Don’t Blame the iPod

I can’t believe mall jewelers don’t understand the need to change things up, but I can believe most are afraid to step back from proven sellers and take more chances. It’s a valid fear, especially in a public company under pressure to meet analysts’ and shareholders’ expectations. And in an environment where materials costs are spiraling while their customers’ wallets are under attack, the instinct to stick with established winners seems the prudent choice.

But without some newness, even winners grow boring. Beryl Raff, executive vice president and general merchandise manager of jewelry for J.C. Penney, alluded to this in her presentation at the Plumb Club conference last spring when she wondered what happened to quality and innovation. At the Rapaport International Diamond Conference last month, Neal Goldberg, the new CEO of Zale Corp., spelled it out unequivocally: The mall sector of the industry is drowning in a sea of sameness. The stores look alike, the product never changes, and the marketing may as well be for machine parts.

“The first industry event I attended was the 24 Karat Club [banquet in January 2008],” said Goldberg, who joined Zale in late 2007. “I kept hearing over and over that the iPod was the reason why business was so bad. Nobody said, ‘We didn’t do a good job.’”

Analysts have been saying this for years, but finally the message is coming from the trenches as well as the pulpit. Goldberg is not the first outsider to try to engineer a turnaround at a chain jewelry store, but I’ll bet he’s the first to take his executive team on a field trip to some malls and make them look in every store, not just jewelry stores. Non-jewelry stores, he emphasized, are awash in energizing color, and they introduce new merchandise seasonally throughout the year. Jewelry stores are relatively colorless and introduce new merchandise once or twice a year. He also showed the Rapaport audience four mall stores’ ads—including one of Zales’—all touting a virtually identical Journey squiggle pendant for roughly the same price. With the names covered, it was impossible to tell whose was whose.

Claudia Rose, director at the Diamond Promotion Service, says customers need newness to keep them interested. What customers want, she says, is “vanilla with sprinkles.” A little different, a little exciting, but not out in left field.

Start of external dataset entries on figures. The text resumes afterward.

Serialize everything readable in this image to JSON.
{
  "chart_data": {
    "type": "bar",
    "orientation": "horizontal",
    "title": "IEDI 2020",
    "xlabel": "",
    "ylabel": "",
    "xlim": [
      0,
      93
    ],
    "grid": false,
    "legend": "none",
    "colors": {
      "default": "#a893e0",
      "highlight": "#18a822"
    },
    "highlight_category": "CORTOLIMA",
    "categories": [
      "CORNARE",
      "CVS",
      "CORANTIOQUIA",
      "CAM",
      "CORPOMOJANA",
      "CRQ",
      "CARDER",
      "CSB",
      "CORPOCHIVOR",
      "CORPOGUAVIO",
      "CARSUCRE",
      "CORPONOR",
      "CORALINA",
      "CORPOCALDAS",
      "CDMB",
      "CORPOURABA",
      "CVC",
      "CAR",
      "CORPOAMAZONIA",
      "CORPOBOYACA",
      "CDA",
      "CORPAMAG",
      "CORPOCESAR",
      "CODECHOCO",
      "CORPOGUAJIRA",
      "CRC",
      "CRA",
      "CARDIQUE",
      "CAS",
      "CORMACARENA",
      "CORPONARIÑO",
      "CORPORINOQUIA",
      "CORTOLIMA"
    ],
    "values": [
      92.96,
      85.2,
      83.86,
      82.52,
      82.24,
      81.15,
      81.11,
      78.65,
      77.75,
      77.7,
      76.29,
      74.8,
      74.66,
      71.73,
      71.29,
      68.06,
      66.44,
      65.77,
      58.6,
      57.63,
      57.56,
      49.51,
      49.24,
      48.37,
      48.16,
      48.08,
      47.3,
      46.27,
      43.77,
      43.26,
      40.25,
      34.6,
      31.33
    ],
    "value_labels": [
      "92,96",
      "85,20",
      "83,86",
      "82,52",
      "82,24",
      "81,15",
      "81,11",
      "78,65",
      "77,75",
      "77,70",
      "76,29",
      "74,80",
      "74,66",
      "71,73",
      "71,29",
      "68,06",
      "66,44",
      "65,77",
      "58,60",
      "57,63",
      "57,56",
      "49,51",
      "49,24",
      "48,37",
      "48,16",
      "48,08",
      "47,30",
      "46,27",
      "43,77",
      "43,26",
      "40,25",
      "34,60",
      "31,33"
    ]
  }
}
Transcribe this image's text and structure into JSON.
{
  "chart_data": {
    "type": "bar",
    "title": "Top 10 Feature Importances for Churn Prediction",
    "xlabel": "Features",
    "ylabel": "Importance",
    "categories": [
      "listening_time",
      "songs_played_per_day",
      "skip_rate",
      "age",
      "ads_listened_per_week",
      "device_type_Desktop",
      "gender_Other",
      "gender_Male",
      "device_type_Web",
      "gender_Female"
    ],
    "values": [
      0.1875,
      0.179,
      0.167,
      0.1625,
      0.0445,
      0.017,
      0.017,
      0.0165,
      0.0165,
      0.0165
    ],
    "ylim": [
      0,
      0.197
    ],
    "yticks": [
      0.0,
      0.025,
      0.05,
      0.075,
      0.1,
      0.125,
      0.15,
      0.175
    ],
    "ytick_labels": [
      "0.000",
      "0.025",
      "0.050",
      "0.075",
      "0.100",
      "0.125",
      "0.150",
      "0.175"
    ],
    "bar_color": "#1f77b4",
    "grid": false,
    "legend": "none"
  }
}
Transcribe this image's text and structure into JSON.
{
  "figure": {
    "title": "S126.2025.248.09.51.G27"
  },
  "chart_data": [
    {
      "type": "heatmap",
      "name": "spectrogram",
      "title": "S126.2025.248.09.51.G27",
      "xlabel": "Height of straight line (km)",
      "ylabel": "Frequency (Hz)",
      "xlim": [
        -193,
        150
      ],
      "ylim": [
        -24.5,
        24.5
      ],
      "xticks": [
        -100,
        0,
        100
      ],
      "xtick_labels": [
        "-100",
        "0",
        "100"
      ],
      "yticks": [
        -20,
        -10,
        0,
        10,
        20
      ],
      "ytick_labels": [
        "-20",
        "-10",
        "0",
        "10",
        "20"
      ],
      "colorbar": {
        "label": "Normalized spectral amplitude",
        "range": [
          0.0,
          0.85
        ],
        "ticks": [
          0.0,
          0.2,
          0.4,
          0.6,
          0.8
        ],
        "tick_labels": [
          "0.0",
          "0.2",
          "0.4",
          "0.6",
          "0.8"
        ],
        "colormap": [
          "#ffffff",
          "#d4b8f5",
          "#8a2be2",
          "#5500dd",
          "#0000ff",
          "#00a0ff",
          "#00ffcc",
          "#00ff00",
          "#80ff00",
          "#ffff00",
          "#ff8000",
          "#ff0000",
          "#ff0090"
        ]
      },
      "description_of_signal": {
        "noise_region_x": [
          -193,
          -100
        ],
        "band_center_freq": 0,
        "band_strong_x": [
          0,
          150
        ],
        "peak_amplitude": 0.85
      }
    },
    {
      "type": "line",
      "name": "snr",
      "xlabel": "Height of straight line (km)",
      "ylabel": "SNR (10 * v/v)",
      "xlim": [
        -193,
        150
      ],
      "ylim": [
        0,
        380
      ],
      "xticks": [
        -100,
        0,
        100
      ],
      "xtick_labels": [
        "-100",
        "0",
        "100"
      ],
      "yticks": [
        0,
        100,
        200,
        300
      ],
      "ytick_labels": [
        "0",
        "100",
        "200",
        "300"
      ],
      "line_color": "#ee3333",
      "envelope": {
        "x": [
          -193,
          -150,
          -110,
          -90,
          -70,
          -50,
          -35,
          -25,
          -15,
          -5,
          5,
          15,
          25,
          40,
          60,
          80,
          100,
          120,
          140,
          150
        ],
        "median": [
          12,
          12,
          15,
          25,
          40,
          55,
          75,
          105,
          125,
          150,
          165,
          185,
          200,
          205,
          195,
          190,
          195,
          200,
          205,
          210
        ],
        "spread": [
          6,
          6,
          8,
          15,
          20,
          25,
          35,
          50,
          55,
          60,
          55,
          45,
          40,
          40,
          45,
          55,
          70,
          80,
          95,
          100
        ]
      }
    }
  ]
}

Apparel classics—white shirt, black dress, pair of jeans—still get tweaked every season. It might be longer or shorter, narrower or fuller, have a dramatic collar or sleeve or a different wash for the denim. It’s still fundamentally a white shirt, black dress, or pair of jeans, but it looks au courant. That’s the kind of thinking that fine jewelry—at all levels—needs. Take basic diamond stud earrings. Instead of showing the same plain four-prong settings every year, add a bezel. Widen the bezel. Narrow the bezel. Pavé the bezel. Design the bezel as a removable jacket. Add a drop to the jacket. Add a hint of rose gold trim to a white gold bezel. Skip the bezel but cluster five small round stones like a little flower for a customer who can’t afford a large single stone. And so on.

Even something as simple as selling a diamond or colored gemstone pendant with a selection of colorful silk cords in lieu of a chain (or as an add-on to the chain) brings an easy seasonality to a piece. And there are countless ways to incorporate the Journey concept—still a powerful emotional selling point—without squiggles.

Mark Moeller, CEO of Minneapolis-based R.F. Moeller, also spoke at the conference. In a year that’s as bad as anyone can remember in 25 years, his business has been spectacular, “a year that anyone dreams about.” He attributes it to having a unique selling proposition and point of differentiation and educating clients to understand value in a way that’s separate from price. Jewelers who don’t are finished, especially in bread-and-butter diamonds. To prove his point, Moeller shared diamond sales figures for his store: 82 percent are branded premium stones, generating a 42.7 percent gross profit margin. Only 18 percent of his diamond sales are generic stones, generating a 27.4 percent margin. He offers a permanent trade-in policy: full cash credit for the diamond purchase price, applicable toward the purchase of anything else in the store. The trust it generates far offsets any monetary loss, he explained.

“The definition of insanity is to do the same thing over and over and expect different results,” he said. “Differentiate what you’re selling from the competition in such a way that buying it from anyone else strikes the prospect as just plain dumb.”